Until apremilast was approved earlier this year, patients with psoriatic arthritis had to rely primarily on injectable therapies, which contributed to less than optimal treatment adherence in many patients.

After reviewing three clinical trials involving 1,493 people diagnosed with active psoriatic arthritis, the FDA approved Otezla (apremilast), a phosphodieasterase-4 (PDE-4) inhibitor, in March, 2014. That was welcome news for people who had been relying on injectable biologics as part of their treatment plan to reduce swollen, tender joints commonly associated with the disease.

Since apremilast is the first oral medication in this class of drugs to treat PsA, now patients have more treatment options. Until apremilast hit the market, “tumor necrosis factor inhibitors, an interleukin-12/23 inhibitor and corticosteroids” were the only treatment options available to treat PsA, according to the Dermatology Times.

Compared to interventions or subcutaneous treatments for PsA, having this oral medication offers more convenience to patients, say some medical experts, who commented to NPF about the new treatment

Whether apremilast will help improve treatment adherence remains unknown, but it will be interesting to watch as more people choose this new oral treatment over their usual injectable therapies.

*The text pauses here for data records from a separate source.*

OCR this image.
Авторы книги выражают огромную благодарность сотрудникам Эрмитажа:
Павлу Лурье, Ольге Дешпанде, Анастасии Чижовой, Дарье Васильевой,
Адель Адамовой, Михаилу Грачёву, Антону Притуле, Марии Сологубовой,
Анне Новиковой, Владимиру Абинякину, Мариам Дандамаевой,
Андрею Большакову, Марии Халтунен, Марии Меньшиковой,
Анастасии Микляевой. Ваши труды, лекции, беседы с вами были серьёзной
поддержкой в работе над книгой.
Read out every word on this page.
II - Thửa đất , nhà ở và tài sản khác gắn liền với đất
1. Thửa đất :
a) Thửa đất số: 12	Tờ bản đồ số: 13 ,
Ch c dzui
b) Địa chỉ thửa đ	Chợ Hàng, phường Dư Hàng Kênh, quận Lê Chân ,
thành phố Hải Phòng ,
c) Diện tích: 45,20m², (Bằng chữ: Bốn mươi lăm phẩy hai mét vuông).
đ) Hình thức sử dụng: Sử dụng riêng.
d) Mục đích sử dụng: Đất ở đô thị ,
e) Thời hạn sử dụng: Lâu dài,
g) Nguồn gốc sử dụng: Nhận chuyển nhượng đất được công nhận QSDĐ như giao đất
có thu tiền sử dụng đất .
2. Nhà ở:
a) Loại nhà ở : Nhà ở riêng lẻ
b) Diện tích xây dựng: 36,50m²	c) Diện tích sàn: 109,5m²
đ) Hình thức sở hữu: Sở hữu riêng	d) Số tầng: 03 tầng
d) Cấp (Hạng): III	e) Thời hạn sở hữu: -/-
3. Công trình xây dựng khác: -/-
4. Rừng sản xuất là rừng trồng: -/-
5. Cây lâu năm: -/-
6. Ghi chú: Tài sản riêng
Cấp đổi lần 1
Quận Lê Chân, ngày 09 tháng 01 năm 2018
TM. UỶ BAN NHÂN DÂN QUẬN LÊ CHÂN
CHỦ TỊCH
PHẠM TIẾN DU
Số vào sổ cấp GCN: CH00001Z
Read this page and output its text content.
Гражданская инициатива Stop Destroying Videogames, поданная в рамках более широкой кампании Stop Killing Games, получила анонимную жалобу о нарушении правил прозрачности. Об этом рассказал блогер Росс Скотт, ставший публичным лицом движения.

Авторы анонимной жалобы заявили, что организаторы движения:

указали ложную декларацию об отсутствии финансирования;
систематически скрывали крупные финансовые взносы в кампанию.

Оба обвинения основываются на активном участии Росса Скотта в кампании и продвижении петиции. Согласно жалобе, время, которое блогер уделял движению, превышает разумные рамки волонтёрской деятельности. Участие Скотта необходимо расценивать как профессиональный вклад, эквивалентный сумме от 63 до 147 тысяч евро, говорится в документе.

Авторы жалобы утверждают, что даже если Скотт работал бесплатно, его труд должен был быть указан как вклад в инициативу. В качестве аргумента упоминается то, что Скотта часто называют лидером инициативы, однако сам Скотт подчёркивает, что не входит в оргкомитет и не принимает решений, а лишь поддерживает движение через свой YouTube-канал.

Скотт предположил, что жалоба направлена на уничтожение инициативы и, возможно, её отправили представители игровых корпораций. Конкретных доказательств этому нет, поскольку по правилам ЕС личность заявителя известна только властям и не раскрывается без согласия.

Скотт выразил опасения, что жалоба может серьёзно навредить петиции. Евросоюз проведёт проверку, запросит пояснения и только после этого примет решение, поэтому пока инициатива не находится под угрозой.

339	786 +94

According to Celgene, the New Jersey-based drug manufacturer that makes apremilast, the treatment targets characteristic symptoms in people with PsA. Those include “specific disease manifestations” like inflamed fingers and toes (dactylitis), and inflammation where tendons and ligaments connect with bone (enthesitis).

“Treatment with OTEZLA resulted in improvement in dactylitis and enthesitis in patients with these pre-existing symptoms,” the company said in a press release.

Researchers concerned about quality of life in patients with PsA also took notice of apremilast and published findings from a randomized clinical trial that involved 204 people with active PsA. The study results, published in the Journal of Rheumatology, suggest that apremilast helped people “improve quality of life” while on the treatment.

Keep in mind, apremilast is only FDA-approved at 20 mg and 30 mg doses; however, people in the study who were prescribed 20 mg and 40 mg doses “reported significant improvements that were clinically meaningful, eg, ≥ minimum clinically important differences (MCID) in global VAS (visual analog scale) scores and FACIT-F (Functional Assessment of Chronic Illness Therapy-Fatigue) versus placebo, and significant improvements in pain VAS scores,” according to the study authors.

Compared to the placebo group, researchers concluded that “Apremilast 20 and 40 mg BID resulted in statistically significant and clinically meaningful improvements in physical and mental component summary scores and 7 and 6 SF-36 domains, respectively… Moderate-high, significant correlations were evident between SF-36 domains and other PRO (patient reported outcomes).”

Lead author Vibeke Strand, MD, FACP, Stanford University School of Medicine, said, “Essentially skin manifestations already impact HRQOL through social functioning and role emotional but also pain; but psoriatic arthritis impacts pain, physical function, role physical.”

The NPF Annual Patient Survey Panel reported that 44% of non-working people with psoriatic arthritis blame the disease for their lower quality of life—citing examples like “bodily pain and physical functioning.”

In another study, NPF reported that 88% of people surveyed reported that psoriatic arthritis affected their “overall emotional well-being.”

In clinical trials, the most common side effects of apremilast were diarrhea, nausea, and headache and elevated depression, according to an FDA statement. Risks among pregnant women and their unborn babies also are not yet known.